Arturo, surprised, picked up the eight-by-ten photos. The images would have been blurry anyway, because they seemed to be still pictures from a video, but besides that….
“Man, we look like shit on film, don’t we?” he breathed, panic coating his voice like salted butter.
“You weren’t even there, brother,” Green replied numbly. His hands shook as he picked up the picture nearest him.
He remembered the day vividly—a funeral for a vampire’s beloved, for his beloved’s friend. There had been camera crews across the street—the young woman’s family had been prominent—but when they hadn’t been contacted then…. Goddess, it was a year ago, wasn’t it?
Well, yes. Almost to the day.
Green looked at the photo again. Cory looked… well, like Cory did to humans. Squat and plain and ordinary. She was dressed in black, with a black raincoat that she probably didn’t remember was in her closet, and she was scowling with both grief and purpose as they walked out of the church.
Renny was a little behind her, looking catlike but still only human, and Nicky was next to Renny—again, merely human. Shape-shifters have always been good on film. The vampires—there had been four of them, including the grieving one—came out as dark mist, vaguely human shaped and ranged in logical, humanly spaced blurs around Cory.
Bracken and Green, who had been at her sides, were not left with any human attributes at all.
“I could never understand why this happens,” Green muttered, looking at the picture. He had been paired with Adrian as photography had emerged as an art form, and he had in his possession some very nice oil miniatures of the two of them that he planned to share with Cory someday soon, now that the pain of losing their beloved was more manageable and she wouldn’t cling to the trinket in grief.

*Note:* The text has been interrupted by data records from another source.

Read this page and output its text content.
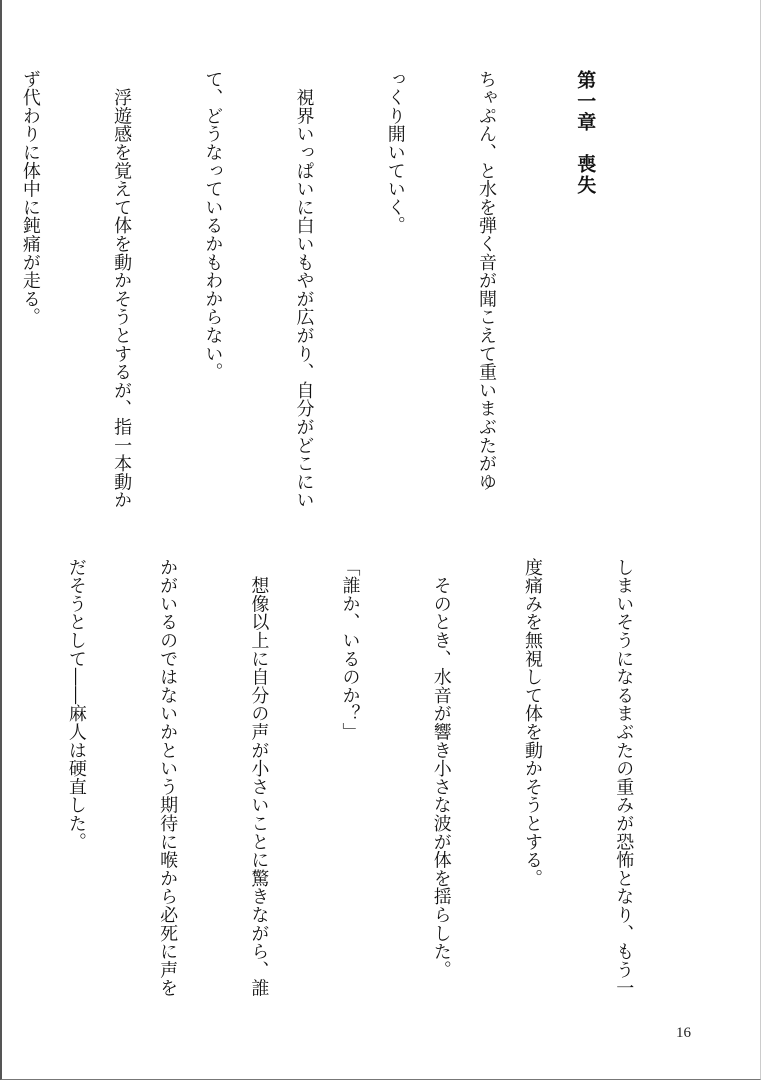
第一章　喪失

ちゃぷん、と水を弾く音が聞こえて重いまぶたがゆ

っくり開いていく。

　視界いっぱいに白いもやが広がり、自分がどこにい

て、どうなっているかもわからない。

　浮遊感を覚えて体を動かそうとするが、指一本動か

ず代わりに体中に鈍痛が走る。

しまいそうになるまぶたの重みが恐怖となり、もう一

度痛みを無視して体を動かそうとする。

　そのとき、水音が響き小さな波が体を揺らした。

「誰か、いるのか？」

　想像以上に自分の声が小さいことに驚きながら、誰

かがいるのではないかという期待に喉から必死に声を

だそうとして――麻人は硬直した。

16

But he’d only needed his photo taken once to know that cameras were not the Goddess folks’ friends.
Arturo grunted in frustration. “I never could figure out why it’s so different. You look like that… that character in that Tim Burton movie—except with an oval for a face!”
“Jack Skellington?” Green mused, not sure if he had enough play in him for outrage. “Well,” he said, his mind still stumbling over the implications, “I guess that’s an improvement over Bracken.”

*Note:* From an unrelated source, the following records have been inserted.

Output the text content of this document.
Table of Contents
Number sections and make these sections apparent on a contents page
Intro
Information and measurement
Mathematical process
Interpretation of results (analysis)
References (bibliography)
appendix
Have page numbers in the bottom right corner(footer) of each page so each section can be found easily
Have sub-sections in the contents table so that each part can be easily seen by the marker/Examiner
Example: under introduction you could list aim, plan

Arturo knew very well how serious this was, but he couldn’t help smirking. “He looks like a grayscale version of that thing from the Fantastic Four….”

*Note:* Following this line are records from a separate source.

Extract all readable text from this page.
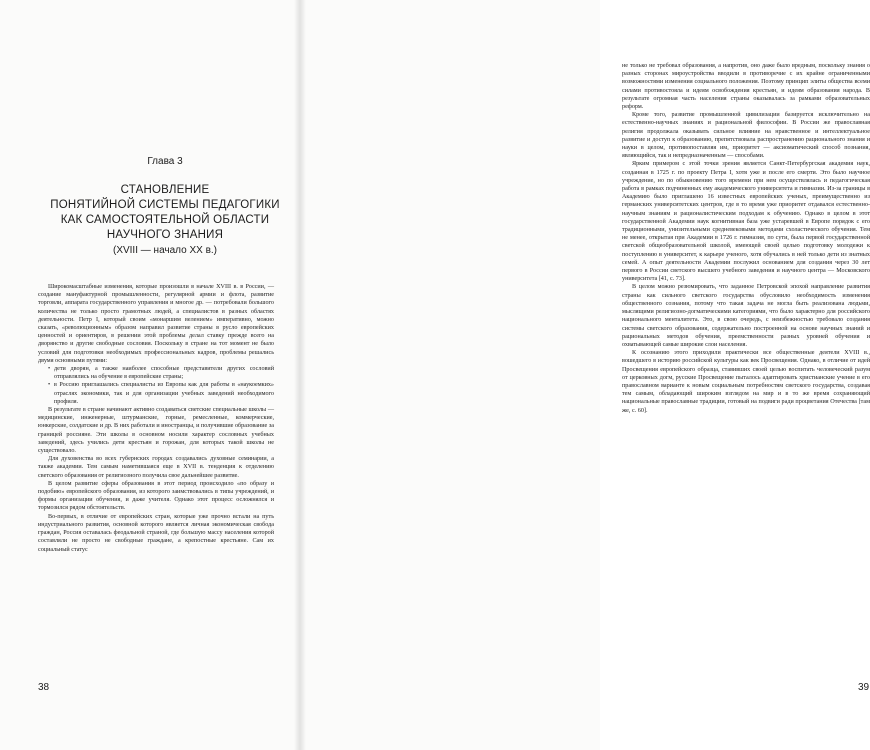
Глава 3
СТАНОВЛЕНИЕ
ПОНЯТИЙНОЙ СИСТЕМЫ ПЕДАГОГИКИ
КАК САМОСТОЯТЕЛЬНОЙ ОБЛАСТИ
НАУЧНОГО ЗНАНИЯ
(XVIII — начало XX в.)

Широкомасштабные изменения, которые произошли в начале XVIII в. в России, — создание мануфактурной промышленности, регулярной армии и флота, развитие торговли, аппарата государственного управления и многое др. — потребовали большого количества не только просто грамотных людей, а специалистов в разных областях деятельности. Петр I, который своим «монаршим велением» императивно, можно сказать, «революционным» образом направил развитие страны в русло европейских ценностей и ориентиров, в решении этой проблемы делал ставку прежде всего на дворянство и другие свободные сословия. Поскольку в стране на тот момент не было условий для подготовки необходимых профессиональных кадров, проблемы решались двумя основными путями:

• дети дворян, а также наиболее способные представители других сословий отправлялись на обучение в европейские страны;
• в Россию приглашались специалисты из Европы как для работы в «наукоемких» отраслях экономики, так и для организации учебных заведений необходимого профиля.

В результате в стране начинают активно создаваться светские специальные школы — медицинские, инженерные, штурманские, горные, ремесленные, коммерческие, юнкерские, солдатские и др. В них работали и иностранцы, и получившие образование за границей россияне. Эти школы в основном носили характер сословных учебных заведений, здесь учились дети крестьян и горожан, для которых такой школы не существовало.

Для духовенства во всех губернских городах создавались духовные семинарии, а также академии. Тем самым наметившаяся еще в XVII в. тенденция к отделению светского образования от религиозного получила свое дальнейшее развитие.

В целом развитие сферы образования в этот период происходило «по образу и подобию» европейского образования, из которого заимствовались в типы учреждений, и формы организации обучения, и даже учителя. Однако этот процесс осложнялся и тормозился рядом обстоятельств.

Во-первых, в отличие от европейских стран, которые уже прочно встали на путь индустриального развития, основной которого является личная экономическая свобода граждан, Россия оставалась феодальной страной, где большую массу населения которой составляли не просто не свободные граждане, а крепостные крестьяне. Сам их социальный статус

38

не только не требовал образования, а напротив, оно даже было вредным, поскольку знания о разных сторонах мироустройства вводили в противоречие с их крайне ограниченными возможностями изменения социального положения. Поэтому принцип элиты общества всеми силами противостояла и идеям освобождения крестьян, и идеям образования народа. В результате огромная часть населения страны оказывалась за рамками образовательных реформ.

Кроме того, развитие промышленной цивилизации базируется исключительно на естественно-научных знаниях и рациональной философии. В России же православная религия продолжала оказывать сильное влияние на нравственное и интеллектуальное развитие и доступ к образованию, препятствовала распространению рационального знания и науки в целом, противопоставляя им, приоритет — аксиоматический способ познания, являющийся, так и непредназначенным — способами.

Ярким примером с этой точки зрения является Санкт-Петербургская академия наук, созданная в 1725 г. по проекту Петра I, хотя уже и после его смерти. Это было научное учреждение, но по обыкновению того времени при нем осуществлялась и педагогическая работа в рамках подчиненных ему академического университета и гимназии. Из-за границы в Академию было приглашено 16 известных европейских ученых, преимущественно из германских университетских центров, где в то время уже приоритет отдавался естественно-научным знаниям и рационалистическим подходам к обучению. Однако в целом в этот государственной Академии наук когнитивная база уже устаревшей в Европе порядок с его традиционными, унизительными средневековыми методами схоластического обучения. Тем не менее, открытая при Академии в 1726 г. гимназия, по сути, была первой государственной светской общеобразовательной школой, имеющей своей целью подготовку молодежи к поступлению в университет, к карьере ученого, хотя обучались в ней только дети из знатных семей. А опыт деятельности Академии послужил основанием для создания через 30 лет первого в России светского высшего учебного заведения и научного центра — Московского университета [41, с. 73].

В целом можно резюмировать, что заданное Петровской эпохой направление развития страны как сильного светского государства обусловило необходимость изменения общественного сознания, потому что такая задача не могла быть реализована людьми, мыслящими религиозно-догматическими категориями, что было характерно для российского национального менталитета. Это, в свою очередь, с неизбежностью требовало создания системы светского образования, содержательно построенной на основе научных знаний и рациональных методов обучения, преемственности разных уровней обучения и охватывающей самые широкие слои населения.

К осознанию этого приходили практически все общественные деятели XVIII в., вошедшего в историю российской культуры как век Просвещения. Однако, в отличие от идей Просвещения европейского образца, ставивших своей целью воспитать человеческий разум от церковных догм, русские Просвещение пыталось адаптировать христианские учение в его православном варианте к новым социальным потребностям светского государства, создавая тем самым, обладающий широким взглядом на мир и в то же время сохраняющий национальные православные традиции, готовый на подвиги ради процветания Отечества [там же, с. 60].

39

Green looked up, his humor finally catching up with him. “The Thing?” Arturo met his eyes, a slow, real smile spreading between the two of them. Almost in tandem, they took a deep breath, squared their shoulders, and started to dig for the root of this particular problem.
“You’d think it would happen more often.” Arturo sat down with a grunt. “There are videos everywhere, cell phones everywhere—”
“Elves in hills or only visiting elvish businesses,” Green replied. “Or humans who just don’t want to look at the video film and see. I’ve often wondered if there’s not some sort of geas on the pictures—something we cast unknowingly, making the world look away.”
Arturo thought carefully. “That would take a lot of unconscious magic, brother.”
“Yes—but it would be another reason besides cold iron and tar that makes the world outside our hills so exhausting.” This was true—very often, the pureblood elves and sidhe stuck to the hill and pretended not much about the world had changed. Going out among the humans seemed to be a hallmark of the overly adventurous and the strong. Like Green or Arturo or Bracken.
“Is there a note with it?” Arturo asked after a pause. Green shook his head, then checked the back of the distorted pictures.
“Aha!” Green said brightly, downplaying the gravity of the situation. His people on film—it was a dangerous moment in time, this. “‘I know what you are.’ That’s original. Oh, wait….” He scanned the rest of the red Sharpie on the back of the photo that featured Cory the most clearly, in the center of the shot. She was scowling, and he was swept with a terrible distaste that a mere mortal would see his beloved like this. He resented that someone would see her as plain, as squat, as ordinary. It was a violation of all he believed to be true.